Sam Elliott Unveils Low Point for T.L. as He Confronts Past Wrongs in Landman Season 2
Sam Elliott's T.L. hits rock bottom in Landman Season 2. Thornton discusses moving estranged father into chaotic household after mother's death.

There's a moment in every family drama where the pretence collapses—where the unspoken resentments that have festered for decades suddenly demand to be named. In Landman Season 2, that moment arrives the instant Tommy Norris's ex-wife Angela makes a casual announcement that detonates his entire world: his estranged father T.L. is moving in.
Billy Bob Thornton and Sam Elliott, reuniting after previous collaborations on 1883 and the 1993 Western Tombstone, are acutely aware that they're not simply playing another melodramatic television moment. They're excavating something far more profound—the possibility that men broken by circumstance and trauma might, against all odds, learn to forgive one another. When Thornton learned Elliott would play his father, the actor reportedly wept.

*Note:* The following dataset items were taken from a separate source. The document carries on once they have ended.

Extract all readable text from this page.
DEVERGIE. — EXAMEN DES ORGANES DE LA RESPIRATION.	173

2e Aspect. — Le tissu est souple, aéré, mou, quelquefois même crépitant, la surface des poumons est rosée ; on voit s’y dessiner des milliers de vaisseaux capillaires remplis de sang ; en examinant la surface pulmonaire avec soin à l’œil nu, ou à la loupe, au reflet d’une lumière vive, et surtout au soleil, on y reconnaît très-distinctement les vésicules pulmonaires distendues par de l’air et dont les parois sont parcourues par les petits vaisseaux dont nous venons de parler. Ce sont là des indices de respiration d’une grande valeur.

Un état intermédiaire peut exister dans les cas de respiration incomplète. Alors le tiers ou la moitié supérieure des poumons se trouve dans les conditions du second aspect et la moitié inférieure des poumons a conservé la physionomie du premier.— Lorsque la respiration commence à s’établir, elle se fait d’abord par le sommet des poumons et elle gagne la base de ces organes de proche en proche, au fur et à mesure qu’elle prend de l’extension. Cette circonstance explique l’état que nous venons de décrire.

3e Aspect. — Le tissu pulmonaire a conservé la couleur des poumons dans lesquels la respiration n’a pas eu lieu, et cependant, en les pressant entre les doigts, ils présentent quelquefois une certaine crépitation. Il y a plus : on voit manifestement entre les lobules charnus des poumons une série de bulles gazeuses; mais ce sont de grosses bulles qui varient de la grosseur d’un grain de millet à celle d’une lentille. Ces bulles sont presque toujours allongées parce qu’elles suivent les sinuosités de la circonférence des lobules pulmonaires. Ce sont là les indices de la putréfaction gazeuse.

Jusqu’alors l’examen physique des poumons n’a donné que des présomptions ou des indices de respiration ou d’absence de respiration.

The emotional weight of this reunion is not incidental to Landman Season 2. It is, in fact, the show's moral centre. Tommy has spent the entire series running from his past, constructing an elaborate life in the oil business as a means of escaping the wreckage of his childhood. His mother Dorothy died abusive and neglectful, and his father T.L. was simply absent—physically and emotionally. Now, forced into proximity after decades of separation, both men must confront not just each other, but the versions of themselves they've become.
The Impossible Architecture of Family Redemption
Thornton articulates the show's core dilemma with disarming honesty. 'In any family, if there's a history that's been difficult and you try to come back together, it's hard to shed a lot of it,' he tells Entertainment Weekly. 'But that gives us somewhere to go in this show. One wart's easy to get rid of—when you got two or three dozens, it's a little more difficult.'
He continues with a confession that feels almost painful in its vulnerability. 'Family stuff, it goes deep and it sticks in your soul. It's a very heavy relationship,' Thornton says. 'My father was a pretty mean guy and I loved him. I don't know how I can explain that to you, other than it's just the truth.' This contradiction—loving someone who hurt you—lies at the heart of what makes the father-son dynamic so compelling. It refuses the simplicity of good-versus-bad storytelling. Instead, it insists on the messy, contradictory reality of human connection.
The living situation itself becomes almost farcical in its complications. Tommy already shares his home with his ex-wife Angela, his attorney Nate (who 'looks like he's about to have a heart attack' at every development), and his petroleum engineer Dale. Now add his estranged father to this already chaotic household. 'Your wife says, "By the way, we're bringing your dad to live with us," and I already live with enough of them,' Thornton jokes, but there's an edge to his humour that suggests this is no ordinary domestic arrangement.
Finding Light in the Darkness: T.L.'s Journey Toward Healing
Sam Elliott, meanwhile, approaches T.L. not as a secondary character but as a man at genuine rock bottom—someone for whom this season represents a last opportunity at redemption. 'There's quite an arc to be played out with his character,' Elliott explains. 'He starts at a very low point in his life and, coming to the end of it, I believe he gets a little shot in the arm.'
That journey from despair to tentative hope is the emotional architecture Elliott and the show's creators have constructed. 'He gets to deal with a lot of the things, I think, that he's dwelt on for the major portion of his life,' Elliott says. 'And they've all been not very healthy places to be. So it's a chance to come around and heal a little bit.'
Co-creator Christian Wallace observes that this dynamic reveals something fundamental about both men. 'We'll see that they're both cut from the same cloth, and we'll also see how they've kind of diverged over time,' Wallace notes. 'They have a fractured relationship, but it seems like they're both willing to explore where they are now in life and see what that looks like.'
Yet Wallace is careful to note that the season balances its emotional heaviness with moments of genuine comedy. 'There's also a lot of humour in the way that T.L. is now thrust into this crazy household with Angela and Ainsley running around,' he jokes. 'And T.L. is just in this whirlwind of the Norris chaos.'
In a season defined by moral ambiguity and damaged men searching for redemption, the father-son relationship might prove the show's most honest exploration of whether forgiveness is possible—and whether the attempt is enough.